Януш Гловацкий - Good night, Джези
— В больнице на обследовании. О выставке до операции и речи не может быть.
— Бедняжка. Приятно было с вами поболтать. — Он встал. — Пошли.
— Хорошо, — сказал я.
— Проводите меня до дома, — попросил он и снова закрыл глаза. — И возьмите, пожалуйста, под руку. Я устал.
— Это были «Пасьянсы».
— Какие пасьянсы?
— Книга, в которую мать положила письмо. «Пасьянсы».
Темная ночь в кафе «Каренина»
Погода была отвратительная, подгоняемые ветром струи дождя бились в окна, барабанили по дощатому настилу boardwalk, отступали и снова пытались силком прорваться внутрь. Два красных фонарика на цепочках у входа раскачивались и крутились, как кометы. Черное небо слилось с разбушевавшимся океаном, а официанты — с гостями.

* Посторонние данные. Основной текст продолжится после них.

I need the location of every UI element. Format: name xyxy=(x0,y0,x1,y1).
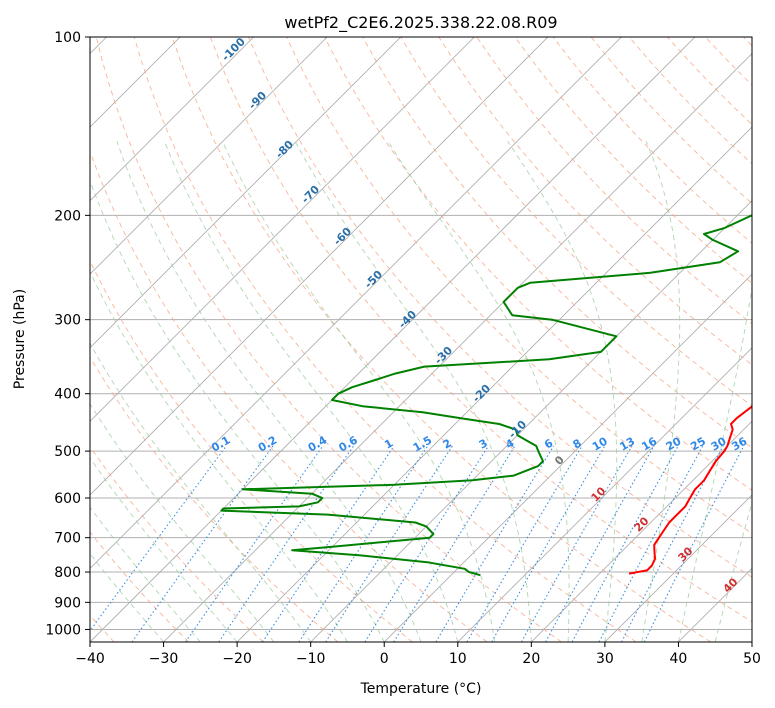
isotherm-line xyxy=(90,37,328,275)
plot-background xyxy=(90,37,752,642)
isotherm-line xyxy=(383,273,752,642)
moist-adiabat-line xyxy=(387,141,570,642)
mixing-ratio-line xyxy=(325,445,453,642)
x-tick-label: 0 xyxy=(380,651,389,667)
mixing-ratio-line xyxy=(621,445,724,642)
plot-frame xyxy=(89,36,753,643)
isotherm-line xyxy=(457,347,752,642)
mixing-ratio-line xyxy=(298,445,429,642)
mixing-ratio-line xyxy=(218,445,355,642)
dry-adiabat-line xyxy=(438,37,752,366)
moist-adiabat-line xyxy=(221,141,496,642)
x-tick-label: 10 xyxy=(449,651,467,667)
isotherm-line xyxy=(604,494,752,642)
isotherm-line xyxy=(90,37,254,202)
y-tick-label: 600 xyxy=(54,491,81,507)
moist-adiabat-line xyxy=(90,179,385,642)
mixing-ratio-line xyxy=(466,445,583,642)
moist-adiabat-line xyxy=(714,500,752,642)
y-tick-label: 800 xyxy=(54,565,81,581)
y-tick-label: 1000 xyxy=(45,622,81,638)
profile-series-1 xyxy=(628,405,752,575)
isotherm-line xyxy=(90,37,402,349)
dry-adiabat-line xyxy=(286,37,752,534)
mixing-ratio-line xyxy=(364,445,489,642)
dry-adiabat-line xyxy=(90,445,264,642)
x-tick-label: −20 xyxy=(222,651,252,667)
profile-lines xyxy=(220,214,752,577)
isotherm-line xyxy=(90,37,549,496)
moist-adiabat-line xyxy=(90,342,312,642)
moist-adiabat-line xyxy=(90,270,348,642)
y-tick-label: 900 xyxy=(54,595,81,611)
mixing-ratio-line xyxy=(131,445,274,642)
profile-series-2 xyxy=(220,214,752,577)
mixing-ratio-line xyxy=(643,445,745,642)
dry-adiabat-line xyxy=(400,37,752,407)
y-tick-label: 700 xyxy=(54,531,81,547)
y-axis: 100 200 300 400 500 600 700 800 900 1000 xyxy=(45,30,90,638)
moist-adiabat-line xyxy=(163,141,459,642)
x-tick-label: 20 xyxy=(522,651,540,667)
mixing-ratio-line xyxy=(393,445,516,642)
dry-adiabat-line xyxy=(133,37,637,642)
isotherm-line xyxy=(90,37,622,570)
mixing-ratio-line xyxy=(435,445,555,642)
moist-adiabat-line xyxy=(641,141,681,642)
isotherm-line xyxy=(163,52,752,642)
dry-adiabat-line xyxy=(514,37,752,284)
x-tick-label: −10 xyxy=(296,651,326,667)
x-tick-label: 30 xyxy=(596,651,614,667)
dry-adiabat-line xyxy=(95,37,562,642)
x-axis-label: Temperature (°C) xyxy=(360,681,482,697)
isotherm-line xyxy=(531,420,752,642)
mixing-ratio-line xyxy=(185,445,324,642)
dry-adiabat-line xyxy=(247,37,752,578)
moist-adiabat-line xyxy=(677,284,752,642)
dry-adiabat-line xyxy=(90,356,339,642)
dry-adiabat-line xyxy=(90,531,190,642)
mixing-ratio-line xyxy=(521,445,633,642)
moist-adiabat-line xyxy=(294,141,532,642)
y-tick-label: 100 xyxy=(54,30,81,46)
mixing-ratio-line xyxy=(262,445,395,642)
y-tick-label: 400 xyxy=(54,387,81,403)
isotherm-line xyxy=(90,37,475,422)
dry-adiabat-line xyxy=(171,37,712,642)
x-tick-label: 40 xyxy=(670,651,688,667)
x-tick-label: −40 xyxy=(75,651,105,667)
isotherm-line xyxy=(236,126,752,642)
x-axis: −40 −30 −20 −10 0 10 20 30 40 50 xyxy=(75,642,761,667)
dry-adiabat-line xyxy=(209,37,752,623)
moist-adiabat-line xyxy=(507,141,618,642)
y-tick-label: 500 xyxy=(54,444,81,460)
y-tick-label: 300 xyxy=(54,313,81,329)
background-lines xyxy=(90,37,752,642)
mixing-ratio-line xyxy=(545,445,655,642)
x-tick-label: 50 xyxy=(743,651,761,667)
x-tick-label: −30 xyxy=(149,651,179,667)
moist-adiabat-line xyxy=(116,141,422,642)
y-axis-label: Pressure (hPa) xyxy=(12,289,28,389)
chart-title: wetPf2_C2E6.2025.338.22.08.R09 xyxy=(284,13,557,33)
y-tick-label: 200 xyxy=(54,208,81,224)
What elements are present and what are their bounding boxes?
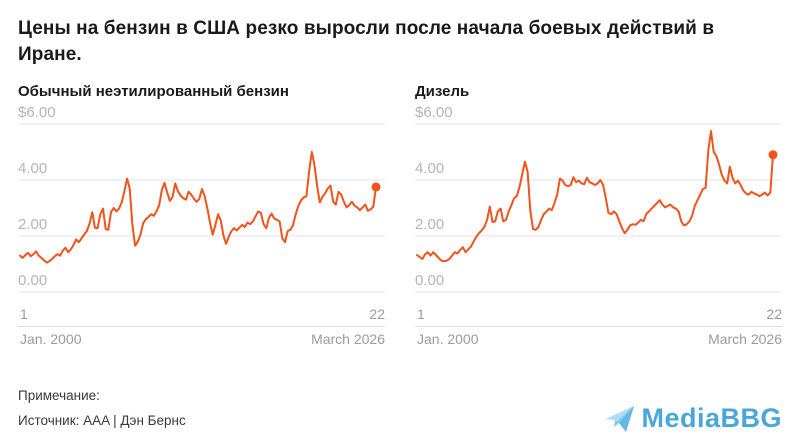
x-end-day: 22 <box>369 306 385 323</box>
footer-notes: Примечание: Источник: AAA | Дэн Бернс <box>18 383 186 434</box>
charts-row: Обычный неэтилированный бензин $6.00 4.00… <box>18 83 782 347</box>
svg-text:4.00: 4.00 <box>18 160 47 177</box>
x-axis-dates: Jan. 2000 March 2026 <box>18 331 385 347</box>
svg-text:$6.00: $6.00 <box>18 104 56 121</box>
x-axis-line <box>415 326 782 328</box>
svg-text:0.00: 0.00 <box>415 272 444 289</box>
svg-text:$6.00: $6.00 <box>415 104 453 121</box>
chart-gasoline: Обычный неэтилированный бензин $6.00 4.00… <box>18 83 385 347</box>
x-axis-line <box>18 326 385 328</box>
x-start-date: Jan. 2000 <box>417 331 479 348</box>
x-axis-dates: Jan. 2000 March 2026 <box>415 331 782 347</box>
note-label: Примечание: <box>18 387 100 403</box>
footer: Примечание: Источник: AAA | Дэн Бернс Me… <box>18 383 782 434</box>
media-logo: MediaBBG <box>605 403 782 434</box>
x-start-date: Jan. 2000 <box>20 331 82 348</box>
svg-text:0.00: 0.00 <box>18 272 47 289</box>
chart-gasoline-title: Обычный неэтилированный бензин <box>18 83 289 101</box>
x-end-date: March 2026 <box>708 331 782 348</box>
svg-text:4.00: 4.00 <box>415 160 444 177</box>
svg-text:2.00: 2.00 <box>415 216 444 233</box>
x-start-day: 1 <box>20 306 28 323</box>
x-start-day: 1 <box>417 306 425 323</box>
chart-diesel: Дизель $6.00 4.00 2.00 0.00 1 22 Jan. 2000 … <box>415 83 782 347</box>
diesel-line-chart: $6.00 4.00 2.00 0.00 <box>415 104 782 293</box>
source-line: Источник: AAA | Дэн Бернс <box>18 413 186 429</box>
paper-plane-icon <box>605 405 635 433</box>
svg-text:2.00: 2.00 <box>18 216 47 233</box>
x-axis-days: 1 22 <box>18 306 385 326</box>
gasoline-line-chart: $6.00 4.00 2.00 0.00 <box>18 104 385 293</box>
page-title: Цены на бензин в США резко выросли после… <box>18 18 715 65</box>
chart-diesel-title: Дизель <box>415 83 470 101</box>
x-axis-days: 1 22 <box>415 306 782 326</box>
x-end-date: March 2026 <box>311 331 385 348</box>
x-end-day: 22 <box>766 306 782 323</box>
logo-text: MediaBBG <box>641 403 782 433</box>
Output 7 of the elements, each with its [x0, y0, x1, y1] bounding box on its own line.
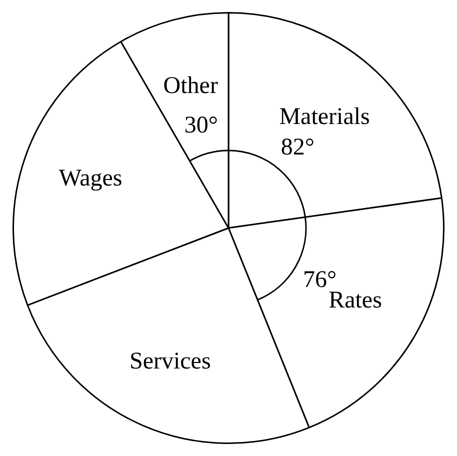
slice-label: Other — [163, 72, 218, 99]
slice-label: Rates — [328, 287, 382, 314]
slice-label: Services — [129, 348, 211, 375]
slice-label: Wages — [58, 165, 122, 192]
data-label: 30° — [184, 112, 218, 138]
slice-label: Materials — [279, 104, 370, 130]
data-label: 82° — [280, 134, 314, 161]
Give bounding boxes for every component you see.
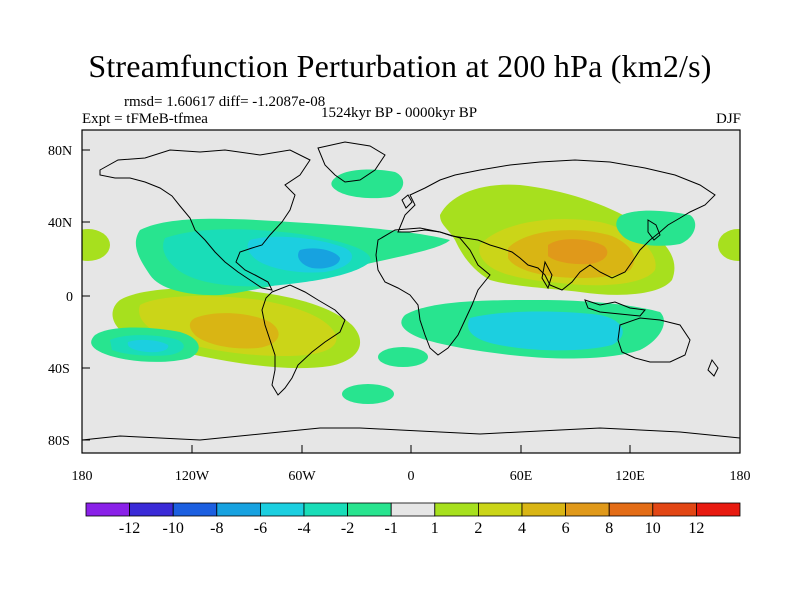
lon-label-180e: 180 <box>730 469 751 484</box>
contour-natl-neg1 <box>331 169 404 199</box>
colorbar-label: -10 <box>163 520 184 537</box>
colorbar-label: 4 <box>518 520 526 537</box>
colorbar-swatch <box>608 502 654 517</box>
contour-nwpac-neg1 <box>616 210 696 246</box>
colorbar-swatch <box>303 502 348 517</box>
colorbar-labels: -12 -10 -8 -6 -4 -2 -1 1 2 4 6 8 10 12 <box>119 520 704 537</box>
colorbar-label: -8 <box>210 520 223 537</box>
lon-label-60w: 60W <box>288 469 316 484</box>
contour-sepac-neg3 <box>127 339 169 353</box>
coastline-new-zealand <box>707 358 719 377</box>
coastline-australia <box>617 317 691 363</box>
colorbar-swatch <box>434 502 479 517</box>
lat-label-80n: 80N <box>48 144 72 159</box>
lat-label-0: 0 <box>66 290 73 305</box>
lat-ticks <box>82 149 90 441</box>
colorbar-swatch <box>347 502 392 517</box>
colorbar-label: 10 <box>645 520 661 537</box>
colorbar-label: -6 <box>254 520 267 537</box>
coastline-uk <box>401 194 413 209</box>
lon-labels: 180 120W 60W 0 60E 120E 180 <box>72 469 751 484</box>
coastline-antarctica <box>82 427 740 441</box>
coastline-japan <box>647 219 661 241</box>
colorbar-label: -4 <box>297 520 310 537</box>
lat-label-80s: 80S <box>48 434 70 449</box>
lon-label-0: 0 <box>408 469 415 484</box>
season-label: DJF <box>715 111 741 127</box>
colorbar-swatch <box>565 502 610 517</box>
contour-asia-pos4 <box>548 239 608 265</box>
colorbar-label: 12 <box>688 520 704 537</box>
lon-label-180w: 180 <box>72 469 93 484</box>
colorbar-label: -2 <box>341 520 354 537</box>
coastline-greenland <box>317 141 386 183</box>
colorbar-label: -12 <box>119 520 140 537</box>
lat-label-40s: 40S <box>48 362 70 377</box>
contour-west-edge-pos <box>82 229 110 261</box>
colorbar-label: 2 <box>474 520 482 537</box>
lon-ticks <box>81 445 741 453</box>
plot-title: Streamfunction Perturbation at 200 hPa (… <box>88 48 712 84</box>
colorbar-swatch <box>172 502 218 517</box>
colorbar-label: 1 <box>431 520 439 537</box>
lon-label-120w: 120W <box>175 469 210 484</box>
coastlines <box>82 141 740 441</box>
colorbar-swatch <box>521 502 566 517</box>
contour-southern-neg1 <box>342 384 394 404</box>
contour-satl-neg1 <box>378 347 428 367</box>
colorbar-swatch <box>259 502 305 517</box>
colorbar-label: -1 <box>385 520 398 537</box>
stats-line: rmsd= 1.60617 diff= -1.2087e-08 <box>124 94 326 110</box>
contour-east-edge-pos <box>718 229 740 261</box>
colorbar-label: 6 <box>562 520 570 537</box>
colorbar-swatch <box>216 502 261 517</box>
colorbar <box>85 502 741 517</box>
colorbar-swatch <box>85 502 130 517</box>
experiment-label: Expt = tFMeB-tfmea <box>82 111 208 127</box>
coastline-eurasia <box>397 159 716 291</box>
colorbar-swatch <box>696 502 741 517</box>
period-label: 1524kyr BP - 0000kyr BP <box>321 105 478 121</box>
contour-indian-neg3 <box>468 311 623 351</box>
lat-labels: 80N 40N 0 40S 80S <box>48 144 73 449</box>
colorbar-label: 8 <box>605 520 613 537</box>
colorbar-swatch <box>477 502 523 517</box>
coastline-indonesia <box>584 299 646 317</box>
coastline-north-america <box>99 149 311 291</box>
lon-label-120e: 120E <box>615 469 645 484</box>
colorbar-swatch <box>652 502 697 517</box>
contour-fields <box>82 169 740 404</box>
colorbar-swatch <box>390 502 436 517</box>
coastline-india <box>541 260 553 290</box>
lon-label-60e: 60E <box>510 469 533 484</box>
coastline-south-america <box>261 284 346 396</box>
contour-samerica-pos3 <box>189 313 279 349</box>
contour-npac-neg4 <box>298 248 340 269</box>
lat-label-40n: 40N <box>48 216 72 231</box>
colorbar-swatch <box>129 502 174 517</box>
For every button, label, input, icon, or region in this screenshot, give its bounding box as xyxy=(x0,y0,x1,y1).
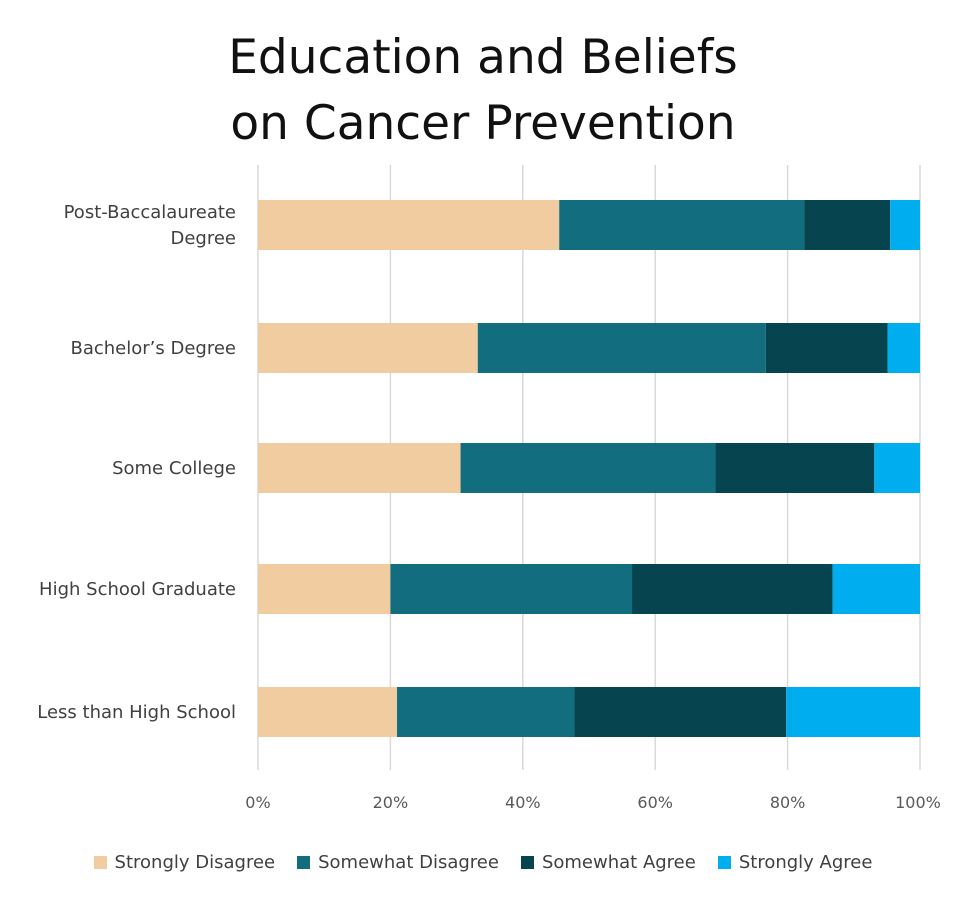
legend-label: Strongly Agree xyxy=(738,852,873,873)
bar-segment-strongly-disagree xyxy=(258,323,478,373)
bar-segment-somewhat-agree xyxy=(574,687,787,737)
category-label: Less than High School xyxy=(37,702,236,723)
category-label: Some College xyxy=(112,458,236,479)
x-tick-label: 100% xyxy=(895,793,941,812)
legend-label: Somewhat Disagree xyxy=(318,852,499,873)
bar-segment-strongly-disagree xyxy=(258,564,391,614)
category-label: Degree xyxy=(170,228,236,249)
bar-segment-strongly-agree xyxy=(887,323,920,373)
bar-segment-somewhat-disagree xyxy=(559,200,805,250)
x-tick-label: 40% xyxy=(505,793,541,812)
bar-segment-strongly-agree xyxy=(786,687,920,737)
bars xyxy=(258,200,920,737)
x-tick-labels: 0% 20% 40% 60% 80% 100% xyxy=(245,793,941,812)
x-tick-label: 80% xyxy=(770,793,806,812)
legend-item-strongly-disagree: Strongly Disagree xyxy=(93,852,276,873)
legend-swatch xyxy=(297,856,311,869)
chart-title-line-1: Education and Beliefs xyxy=(228,30,738,85)
bar-segment-somewhat-agree xyxy=(632,564,833,614)
legend-label: Strongly Disagree xyxy=(114,852,276,873)
category-label: High School Graduate xyxy=(39,579,236,600)
bar-segment-somewhat-disagree xyxy=(390,564,633,614)
category-label: Post-Baccalaureate xyxy=(64,202,236,223)
legend-item-somewhat-disagree: Somewhat Disagree xyxy=(297,852,499,873)
x-tick-label: 60% xyxy=(637,793,673,812)
legend-swatch xyxy=(520,856,534,869)
bar-segment-somewhat-agree xyxy=(765,323,888,373)
bar-segment-strongly-disagree xyxy=(258,443,461,493)
legend: Strongly Disagree Somewhat Disagree Somewh… xyxy=(0,852,966,873)
x-tick-label: 20% xyxy=(373,793,409,812)
legend-item-somewhat-agree: Somewhat Agree xyxy=(520,852,696,873)
bar-segment-somewhat-disagree xyxy=(477,323,766,373)
category-labels: Post-Baccalaureate Degree Bachelor’s Degre… xyxy=(37,202,236,723)
bar-segment-somewhat-disagree xyxy=(397,687,575,737)
bar-segment-strongly-agree xyxy=(890,200,920,250)
bar-segment-somewhat-agree xyxy=(804,200,891,250)
legend-item-strongly-agree: Strongly Agree xyxy=(717,852,873,873)
bar-segment-strongly-agree xyxy=(832,564,920,614)
bar-segment-somewhat-agree xyxy=(715,443,875,493)
bar-segment-strongly-disagree xyxy=(258,200,560,250)
chart-title-line-2: on Cancer Prevention xyxy=(230,96,736,151)
bar-segment-strongly-agree xyxy=(874,443,920,493)
legend-label: Somewhat Agree xyxy=(541,852,696,873)
legend-swatch xyxy=(93,856,107,869)
bar-segment-somewhat-disagree xyxy=(460,443,716,493)
category-label: Bachelor’s Degree xyxy=(70,338,236,359)
bar-segment-strongly-disagree xyxy=(258,687,398,737)
x-tick-label: 0% xyxy=(245,793,270,812)
legend-swatch xyxy=(717,856,731,869)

На маленькой втиснутой в угол эстраде пианист и гармонист в пятнадцатый раз исполняли «Подмосковные вечера», вынужденно прерываясь, чтобы осушить подносимые им в знак благодарности стопки со «Столичной». Гармониста Бог создал для игры на аккордеоне: он был низенький, коротконогий, но широкоплечий и мехи растягивал до предела. И почти не пьянел. Пианист, немолодой, тощий, с длинными жирными волосами и крючковатыми пальцами, держался хуже. В остальном же все было так, как и должно быть. Толчея, кто-то матерился, кто-то читал вслух письмо от невесты из Москвы и плакал, кто-то пытался рассказать анекдот, но его то и дело перебивали. Заскочили, но только на минутку, две молоденькие проститутки из Минска, совсем еще девочки, их прислали из соседнего борделя за водкой. Для толстяка Григория, хозяина автозаправки, и двух его спутниц они за сотню станцевали и спели «Школу танцев Соломона Кляра», за что получили по стопке сверх нормы. Рышек выдал девчонкам картонный ящик со «Столичной», и они отправились обратно, работать.
Гармонист запел «Темную ночь», и зал на минуту притих, потому что это была песня из кинофильма «Два бойца», где ее пел всенародный любимец, легендарный Марк Бернес.
А я сидел с Клаусом Вернером за служебным столиком Рышека у окна с видом на темноту. Клауса я сюда притащил, потому что он, хоть и бывал в Москве, на Брайтоне никогда не был, а коли уж взялся за этот фильм, то ему следовало как минимум ощутить здешнюю атмосферу и поесть сибирских пельменей. И не только пельменей: время от времени Рышек подбрасывал нам блюдо с копченой рыбой — камбалой, угрем или лососем; ну а еще мы пили. Я больше, Клаус меньше; я нервничал и доказывал, что необходим еще один флешбэк, и снять его нужно в Варшаве, а он упирался, что нет, тех, что уже есть, достаточно, и вообще это анахронизм, и его с души воротит, когда камера наезжает на лицо актера, наплыв — это прошлый век. Да, он знает и понимает, что мы живем одновременно в нескольких разных временах, без детства нет старости и наоборот, но в фильме вполне можно обойтись обрывком диалога или старой фотографией в газете.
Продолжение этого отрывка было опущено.